凄く性格が悪かったりヒカルの立場を利用したりする子だったら、周りの仲間が排除するだろうし。

んっ?

俺のこの考え方、ちょっと危険じゃないか?

「主、ありがとう。今はまだあの子の事を詳しく知らないから紹介は出来ないけど、これからどんな子なのか見極めて、問題無いと思えたら主に紹介するから」

「あぁ、分かった。楽しみにしているな」

……待った。

今のヒカルの言葉はちょっとおかしくないか?

でもどこをおかしいと思ったんだ?

「主。朝ごはんだよ!」

あぁ、朝ごはんだったな。

テーブルには既に他の子供達が座って、俺達を見ている事に気付く。

謝ってテーブルに着くと、リーダー達が温かいスープを持って来てくれた。

「ありがとう。それじゃ、食べようか。

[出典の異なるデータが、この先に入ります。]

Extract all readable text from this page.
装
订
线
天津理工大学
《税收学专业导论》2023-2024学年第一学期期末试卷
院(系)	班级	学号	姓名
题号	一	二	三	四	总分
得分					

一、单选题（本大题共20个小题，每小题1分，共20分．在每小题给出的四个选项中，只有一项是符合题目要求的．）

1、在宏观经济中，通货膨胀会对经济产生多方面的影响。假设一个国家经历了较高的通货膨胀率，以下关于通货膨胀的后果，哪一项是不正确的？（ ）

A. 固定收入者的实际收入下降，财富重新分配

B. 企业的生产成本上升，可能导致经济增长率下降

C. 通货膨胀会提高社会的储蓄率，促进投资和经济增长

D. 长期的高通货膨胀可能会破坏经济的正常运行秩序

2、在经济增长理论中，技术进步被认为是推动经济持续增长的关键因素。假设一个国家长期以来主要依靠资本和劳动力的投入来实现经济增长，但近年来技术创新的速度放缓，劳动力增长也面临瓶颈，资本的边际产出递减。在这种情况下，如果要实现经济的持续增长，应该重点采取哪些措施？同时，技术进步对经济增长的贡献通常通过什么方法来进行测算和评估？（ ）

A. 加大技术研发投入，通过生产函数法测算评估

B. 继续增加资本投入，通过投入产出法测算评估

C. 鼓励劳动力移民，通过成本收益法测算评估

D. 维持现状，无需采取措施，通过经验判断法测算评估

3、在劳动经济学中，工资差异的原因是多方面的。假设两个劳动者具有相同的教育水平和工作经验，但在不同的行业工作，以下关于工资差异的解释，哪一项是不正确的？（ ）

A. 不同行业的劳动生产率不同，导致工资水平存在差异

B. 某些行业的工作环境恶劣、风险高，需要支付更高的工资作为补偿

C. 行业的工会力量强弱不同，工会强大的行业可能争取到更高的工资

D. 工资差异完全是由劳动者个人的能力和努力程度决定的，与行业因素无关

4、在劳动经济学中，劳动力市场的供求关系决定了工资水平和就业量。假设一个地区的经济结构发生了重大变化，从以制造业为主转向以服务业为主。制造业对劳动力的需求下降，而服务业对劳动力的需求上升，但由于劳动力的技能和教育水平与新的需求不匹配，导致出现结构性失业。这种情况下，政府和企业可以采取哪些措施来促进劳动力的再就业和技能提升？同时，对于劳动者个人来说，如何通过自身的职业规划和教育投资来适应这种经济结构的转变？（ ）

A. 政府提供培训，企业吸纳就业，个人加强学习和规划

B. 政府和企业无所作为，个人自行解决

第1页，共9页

いただきます」

用意をしてくれたリーダー達にお礼を言ってから、朝ごはんの挨拶をする。

「「「「「いただきます」」」」」

朝ご飯を食べている子供達の様子を見る。

昨日の疲れが出ている子は、いないようだ。

月と太陽の時も思ったけど、魔界に流れる力は子供達に影響ないな。

それが心配だったから、良かった。

朝食が終わると、子供達は特訓の時間になる。

元気に広場に向かう子供達に手を振る。

「行ってきます」

ヒカルもデートの準備が終わったのか、嬉しそうに家を出て行った。

それを笑って見送る。

「飛びトカゲ」

「どうした?」

いつものように、足元で寝始めた飛びトカゲに視線を向ける。

「俺は子供達に、『恋愛禁止』と言った事が、あっただろうか?」

「はっ?」

意味が分からないと、飛びトカゲが首を傾げて俺を見る。

「いや、今日はヒカルの初デートらしいんだが、好きな人がいる事を今まで教えてくれなかったんだ。それに、相手を言う時に俺の様子を窺っていたから、どうしてなのかと思って。何か知らないか?」

「ヒカルに好いた相手がいるのか」

飛びトカゲも知らなかったみたいだな。

「うん」

「主に言わなかったのは、相手の事をまだよく知らないから言えなかったのだろう」

言えなかった?

「主はこの世界の全てだ。ヒカルだけでなく我々も、主の心を乱すものを傍に近付けたくない」

そうなのか?

別に気にしないけどな。

「もしかして俺のせいで、好きな相手と別れる可能性もあるのか?」

飛びトカゲが言う、俺の心を乱すと思ったら。

それは少し悲しいな。

「別れるというか、そんな相手だと分かったら気持ちが冷めるだろうな」

「好きという気持ちは、そんな簡単に割り切れないだろう?」

障害があればあるほど燃えるというし。

まぁ、経験をした事が無いので、小説やドラマの受け売りだけど。

「ははっ。あの子供達が、そんな甘い考えを持つと思うか?」

甘い考え?

「子供達は、何を一番大切にすべきなのか分かっている。その大切な者のために、何を切り捨てるのかも」

大切な者とは、俺の事だよな。

つまり俺のせいで、好きになった者を切り捨てる?

やっぱり俺のせいで別れるという事か。

凄くショックだ。

「主が気にする事ではない。彼等が自分達で決めた事だ」

まぁ、そうなんだけど。

俺のせいで、色々諦めては欲しくないな。

「相手に問題があっても好きなら、ここに連れてこなければいいだけだ」

……んっ?

あれ?

ここでずっと一緒に生活しようと言ったかな?

別に独り立ちをしてくれていいんだけど。

家庭を持ったら、相手の家族の傍に家を持ってくれてもいいし。

それで時間が空いた時に、たまに顔を見せてくれれば。

「それぞれに家庭を持ったら、好きな場所で生きてくれていいんだけど」

「それを彼等に言ったら、拗ねるぞ」

「えっ?」

飛びトカゲの言葉に首を傾げる。

「あの子達は、主を守れるようになるために頑張っているんだから」

そう言えば、俺を守れる存在になりたいと言っていたな。

俺を守るか。

何時か、俺より優先したいと思える人を見つけてくれればいいな。